For an amorphous silicon solar cell having the structure glass/tin oxide/p-i-n/metal, where the p, i and n denotes p-type, intrinsic, and n-type hydrogenated amorphous silicon, respectively, it is desirable for the p-type layer to have a wide optical bandgap in order that most of the incident light can be absorbed in the photovoltaically active i-layer of the device. Such wide gap doped layers are practically non-absorbing for visible light and are called window layers. The bandgap of a semiconductor is defined as the energy gap between the top of the valence band and the bottom of the conduction band.
A common technique for the formation of semiconductive materials involves the use of plasma deposition or plasma-assisted chemical vapor deposition. Unfortunately, these techniques involve both "energetic" particles and atomic hydrogen which may increase the degree of interaction between the semiconductor layer and associated transparent conductive layers. For example, in the plasma-assisted chemical vapor deposition of hydrogenated amorphous silicon (a-Si:H) on tin oxide, tin has been observed well into the silicon layer using elemental depth profiling techniques (
Appl.
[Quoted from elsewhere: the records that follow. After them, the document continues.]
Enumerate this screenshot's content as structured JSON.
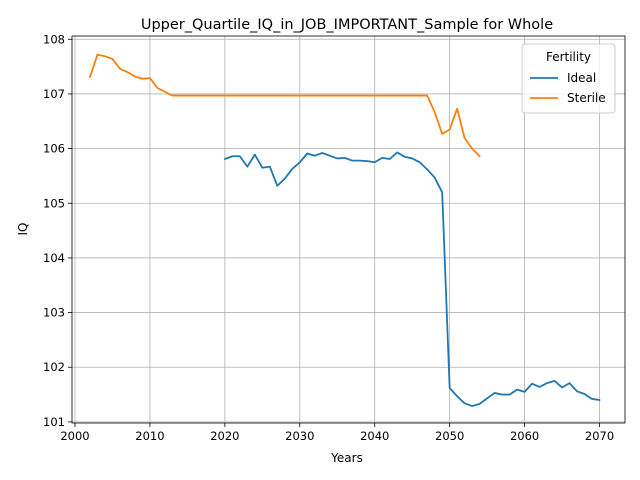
{
  "chart_data": {
    "type": "line",
    "title": "Upper_Quartile_IQ_in_JOB_IMPORTANT_Sample for Whole",
    "xlabel": "Years",
    "ylabel": "IQ",
    "xlim": [
      1999.6,
      2073.4
    ],
    "ylim": [
      100.98,
      108.06
    ],
    "xticks": [
      2000,
      2010,
      2020,
      2030,
      2040,
      2050,
      2060,
      2070
    ],
    "yticks": [
      101,
      102,
      103,
      104,
      105,
      106,
      107,
      108
    ],
    "grid": true,
    "legend": {
      "title": "Fertility",
      "placement": "top-right"
    },
    "series": [
      {
        "name": "Ideal",
        "color": "#1f77b4",
        "x": [
          2020,
          2021,
          2022,
          2023,
          2024,
          2025,
          2026,
          2027,
          2028,
          2029,
          2030,
          2031,
          2032,
          2033,
          2034,
          2035,
          2036,
          2037,
          2038,
          2039,
          2040,
          2041,
          2042,
          2043,
          2044,
          2045,
          2046,
          2047,
          2048,
          2049,
          2050,
          2051,
          2052,
          2053,
          2054,
          2055,
          2056,
          2057,
          2058,
          2059,
          2060,
          2061,
          2062,
          2063,
          2064,
          2065,
          2066,
          2067,
          2068,
          2069,
          2070
        ],
        "y": [
          105.81,
          105.86,
          105.86,
          105.67,
          105.89,
          105.65,
          105.67,
          105.32,
          105.45,
          105.63,
          105.75,
          105.91,
          105.87,
          105.92,
          105.87,
          105.82,
          105.83,
          105.78,
          105.78,
          105.77,
          105.75,
          105.83,
          105.81,
          105.93,
          105.85,
          105.82,
          105.75,
          105.62,
          105.47,
          105.2,
          101.62,
          101.47,
          101.34,
          101.29,
          101.33,
          101.43,
          101.53,
          101.5,
          101.5,
          101.59,
          101.55,
          101.7,
          101.64,
          101.71,
          101.75,
          101.63,
          101.71,
          101.56,
          101.51,
          101.42,
          101.4
        ]
      },
      {
        "name": "Sterile",
        "color": "#ff7f0e",
        "x": [
          2002,
          2003,
          2004,
          2005,
          2006,
          2007,
          2008,
          2009,
          2010,
          2011,
          2012,
          2013,
          2014,
          2015,
          2016,
          2017,
          2018,
          2019,
          2020,
          2021,
          2022,
          2023,
          2024,
          2025,
          2026,
          2027,
          2028,
          2029,
          2030,
          2031,
          2032,
          2033,
          2034,
          2035,
          2036,
          2037,
          2038,
          2039,
          2040,
          2041,
          2042,
          2043,
          2044,
          2045,
          2046,
          2047,
          2048,
          2049,
          2050,
          2051,
          2052,
          2053,
          2054
        ],
        "y": [
          107.31,
          107.72,
          107.69,
          107.64,
          107.46,
          107.4,
          107.32,
          107.28,
          107.29,
          107.11,
          107.04,
          106.97,
          106.97,
          106.97,
          106.97,
          106.97,
          106.97,
          106.97,
          106.97,
          106.97,
          106.97,
          106.97,
          106.97,
          106.97,
          106.97,
          106.97,
          106.97,
          106.97,
          106.97,
          106.97,
          106.97,
          106.97,
          106.97,
          106.97,
          106.97,
          106.97,
          106.97,
          106.97,
          106.97,
          106.97,
          106.97,
          106.97,
          106.97,
          106.97,
          106.97,
          106.97,
          106.67,
          106.27,
          106.35,
          106.73,
          106.19,
          106.0,
          105.86
        ]
      }
    ]
  }
}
Phys. Lett. 43, 101-1983).
The bandgap of intrinsic (undoped) a-Si:H is typically 1.75 eV. When a-Si:H is doped p-type the bandgap usually shrinks to about 1.4 eV and the material becomes strongly absorbing. For this reason the source materials for the doped semiconductive p-type layer often include carbon in an attempt to widen the bandgap. Unfortunately, the presence of carbon in intrinsic (i) layers of hydrogenated amorphous silicon has been reported to cause impairment in the quality of the layer (J. Non-Cryst. Solids, 66, 243-1984). Accordingly, although carbon is commonly employed in wide bandgap materials, it may be desirable in many situations to achieve such bandgaps without the employment of cabon--thus reducing the possibility of subsequent carbon contamination of the i-layer.
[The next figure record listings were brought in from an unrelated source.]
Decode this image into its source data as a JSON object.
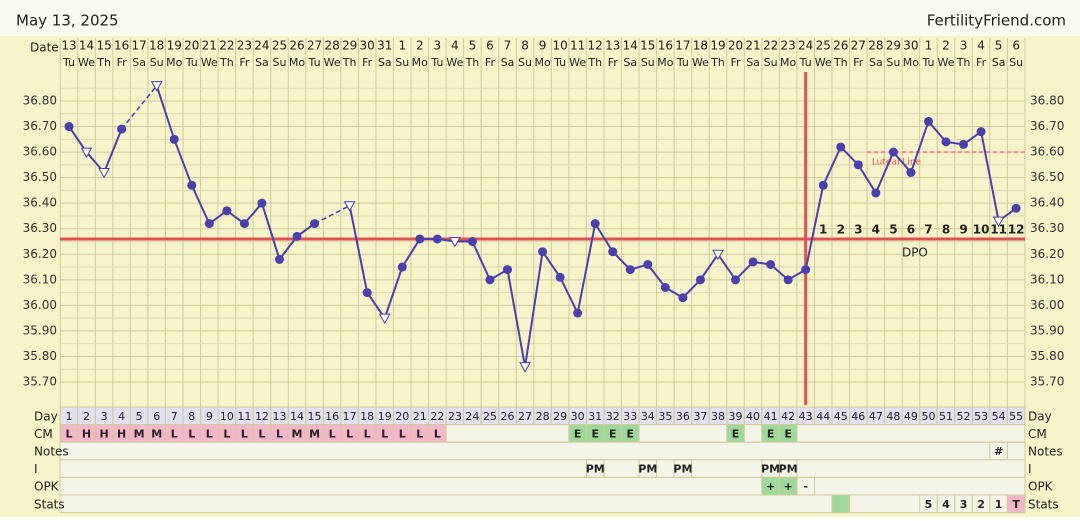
{
  "chart_data": {
    "type": "line",
    "title": "May 13, 2025",
    "brand": "FertilityFriend.com",
    "date_label": "Date",
    "dates": [
      13,
      14,
      15,
      16,
      17,
      18,
      19,
      20,
      21,
      22,
      23,
      24,
      25,
      26,
      27,
      28,
      29,
      30,
      31,
      1,
      2,
      3,
      4,
      5,
      6,
      7,
      8,
      9,
      10,
      11,
      12,
      13,
      14,
      15,
      16,
      17,
      18,
      19,
      20,
      21,
      22,
      23,
      24,
      25,
      26,
      27,
      28,
      29,
      30,
      1,
      2,
      3,
      4,
      5,
      6
    ],
    "weekdays": [
      "Tu",
      "We",
      "Th",
      "Fr",
      "Sa",
      "Su",
      "Mo",
      "Tu",
      "We",
      "Th",
      "Fr",
      "Sa",
      "Su",
      "Mo",
      "Tu",
      "We",
      "Th",
      "Fr",
      "Sa",
      "Su",
      "Mo",
      "Tu",
      "We",
      "Th",
      "Fr",
      "Sa",
      "Su",
      "Mo",
      "Tu",
      "We",
      "Th",
      "Fr",
      "Sa",
      "Su",
      "Mo",
      "Tu",
      "We",
      "Th",
      "Fr",
      "Sa",
      "Su",
      "Mo",
      "Tu",
      "We",
      "Th",
      "Fr",
      "Sa",
      "Su",
      "Mo",
      "Tu",
      "We",
      "Th",
      "Fr",
      "Sa",
      "Su"
    ],
    "series": [
      {
        "name": "Temperature",
        "color": "#4b3fb0",
        "values": [
          36.7,
          36.6,
          36.52,
          36.69,
          null,
          36.86,
          36.65,
          36.47,
          36.32,
          36.37,
          36.32,
          36.4,
          36.18,
          36.27,
          36.32,
          null,
          36.39,
          36.05,
          35.95,
          36.15,
          36.26,
          36.26,
          36.25,
          36.25,
          36.1,
          36.14,
          35.76,
          36.21,
          36.11,
          35.97,
          36.32,
          36.21,
          36.14,
          36.16,
          36.07,
          36.03,
          36.1,
          36.2,
          36.1,
          36.17,
          36.16,
          36.1,
          36.14,
          36.47,
          36.62,
          36.55,
          36.44,
          36.6,
          36.52,
          36.72,
          36.64,
          36.63,
          36.68,
          36.33,
          36.38
        ],
        "markers": [
          "filled",
          "open",
          "open",
          "filled",
          null,
          "open",
          "filled",
          "filled",
          "filled",
          "filled",
          "filled",
          "filled",
          "filled",
          "filled",
          "filled",
          null,
          "open",
          "filled",
          "open",
          "filled",
          "filled",
          "filled",
          "open",
          "filled",
          "filled",
          "filled",
          "open",
          "filled",
          "filled",
          "filled",
          "filled",
          "filled",
          "filled",
          "filled",
          "filled",
          "filled",
          "filled",
          "open",
          "filled",
          "filled",
          "filled",
          "filled",
          "filled",
          "filled",
          "filled",
          "filled",
          "filled",
          "filled",
          "filled",
          "filled",
          "filled",
          "filled",
          "filled",
          "open",
          "filled"
        ]
      }
    ],
    "ylim": [
      35.6,
      36.9
    ],
    "yticks": [
      {
        "value": 35.7,
        "label": "35.70"
      },
      {
        "value": 35.8,
        "label": "35.80"
      },
      {
        "value": 35.9,
        "label": "35.90"
      },
      {
        "value": 36.0,
        "label": "36.00"
      },
      {
        "value": 36.1,
        "label": "36.10"
      },
      {
        "value": 36.2,
        "label": "36.20"
      },
      {
        "value": 36.3,
        "label": "36.30"
      },
      {
        "value": 36.4,
        "label": "36.40"
      },
      {
        "value": 36.5,
        "label": "36.50"
      },
      {
        "value": 36.6,
        "label": "36.60"
      },
      {
        "value": 36.7,
        "label": "36.70"
      },
      {
        "value": 36.8,
        "label": "36.80"
      }
    ],
    "grid": true,
    "coverline": {
      "value": 36.26,
      "color": "#e05252"
    },
    "ovulation_day": 43,
    "luteal_line": {
      "label": "Luteal Line",
      "value": 36.6,
      "from_day": 47,
      "to_day": 55,
      "color": "#f08a9a"
    },
    "dpo": {
      "label": "DPO",
      "start_day": 44,
      "values": [
        1,
        2,
        3,
        4,
        5,
        6,
        7,
        8,
        9,
        10,
        11,
        12
      ]
    },
    "rows": {
      "day": {
        "label": "Day",
        "values": [
          1,
          2,
          3,
          4,
          5,
          6,
          7,
          8,
          9,
          10,
          11,
          12,
          13,
          14,
          15,
          16,
          17,
          18,
          19,
          20,
          21,
          22,
          23,
          24,
          25,
          26,
          27,
          28,
          29,
          30,
          31,
          32,
          33,
          34,
          35,
          36,
          37,
          38,
          39,
          40,
          41,
          42,
          43,
          44,
          45,
          46,
          47,
          48,
          49,
          50,
          51,
          52,
          53,
          54,
          55
        ]
      },
      "cm": {
        "label": "CM",
        "values": [
          "L",
          "H",
          "H",
          "H",
          "M",
          "M",
          "L",
          "L",
          "L",
          "L",
          "L",
          "L",
          "L",
          "M",
          "M",
          "L",
          "L",
          "L",
          "L",
          "L",
          "L",
          "L",
          null,
          null,
          null,
          null,
          null,
          null,
          null,
          "E",
          "E",
          "E",
          "E",
          null,
          null,
          null,
          null,
          null,
          "E",
          null,
          "E",
          "E",
          null,
          null,
          null,
          null,
          null,
          null,
          null,
          null,
          null,
          null,
          null,
          null,
          null
        ],
        "colors": {
          "L": "#f4b6c8",
          "H": "#f4b6c8",
          "M": "#f4b6c8",
          "E": "#9fd99a"
        }
      },
      "notes": {
        "label": "Notes",
        "values": [
          null,
          null,
          null,
          null,
          null,
          null,
          null,
          null,
          null,
          null,
          null,
          null,
          null,
          null,
          null,
          null,
          null,
          null,
          null,
          null,
          null,
          null,
          null,
          null,
          null,
          null,
          null,
          null,
          null,
          null,
          null,
          null,
          null,
          null,
          null,
          null,
          null,
          null,
          null,
          null,
          null,
          null,
          null,
          null,
          null,
          null,
          null,
          null,
          null,
          null,
          null,
          null,
          null,
          "#",
          null
        ]
      },
      "i": {
        "label": "I",
        "values": [
          null,
          null,
          null,
          null,
          null,
          null,
          null,
          null,
          null,
          null,
          null,
          null,
          null,
          null,
          null,
          null,
          null,
          null,
          null,
          null,
          null,
          null,
          null,
          null,
          null,
          null,
          null,
          null,
          null,
          null,
          "PM",
          null,
          null,
          "PM",
          null,
          "PM",
          null,
          null,
          null,
          null,
          "PM",
          "PM",
          null,
          null,
          null,
          null,
          null,
          null,
          null,
          null,
          null,
          null,
          null,
          null,
          null
        ]
      },
      "opk": {
        "label": "OPK",
        "values": [
          null,
          null,
          null,
          null,
          null,
          null,
          null,
          null,
          null,
          null,
          null,
          null,
          null,
          null,
          null,
          null,
          null,
          null,
          null,
          null,
          null,
          null,
          null,
          null,
          null,
          null,
          null,
          null,
          null,
          null,
          null,
          null,
          null,
          null,
          null,
          null,
          null,
          null,
          null,
          null,
          "+",
          "+",
          "-",
          null,
          null,
          null,
          null,
          null,
          null,
          null,
          null,
          null,
          null,
          null,
          null
        ],
        "colors": {
          "+": "#9fd99a"
        }
      },
      "stats": {
        "label": "Stats",
        "values": [
          null,
          null,
          null,
          null,
          null,
          null,
          null,
          null,
          null,
          null,
          null,
          null,
          null,
          null,
          null,
          null,
          null,
          null,
          null,
          null,
          null,
          null,
          null,
          null,
          null,
          null,
          null,
          null,
          null,
          null,
          null,
          null,
          null,
          null,
          null,
          null,
          null,
          null,
          null,
          null,
          null,
          null,
          null,
          null,
          "",
          null,
          null,
          null,
          null,
          5,
          4,
          3,
          2,
          1,
          "T"
        ],
        "colors": {
          "": "#9fd99a",
          "T": "#f4b6c8"
        }
      }
    }
  }
}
Accordingly, it is an object of the invention to facilitate and improve the production and utilization of wide bandgap materials. For wide gap hydrogenated amorphous silicon, the bandgap should exceed about 1.9 eV. A related object is to achieve wide bandgap materials which avoid many of the disadvantages of the prior art.
Another object of the invention is to realize wide bandgap materials which can be employed in conjunction with other associated materials without cross contamination. A related object is to increase the compatibility between transparent conductive oxides, used, for example, in the fabrication of solar cells, and associated semiconducting layers. Another related object is to increase the compatibility between tin oxide and an associated silicon material used in the manufacture of solar cells.
Still another object of the invention is to achieve wide bandgap materials without the creation of excessively energetic particles such as ions or electrons. An associated object is to provide alternative techniques for the realization of wide bandgap materials without the employment of plasma or plasma-assisted deposition. A closely related object is to achieve a wide bandgap p-layer at the low temperature (180 degrees. C.-300 degrees C.) used in plasma-assisted deposition but without the plasma or energetic ions or electrons.
Still another object of the invention is to obtain wide bandgap materials which are practically transparent to the desired optical energy. A related object is to obtain wide bandgap materials with and without carbon alloying.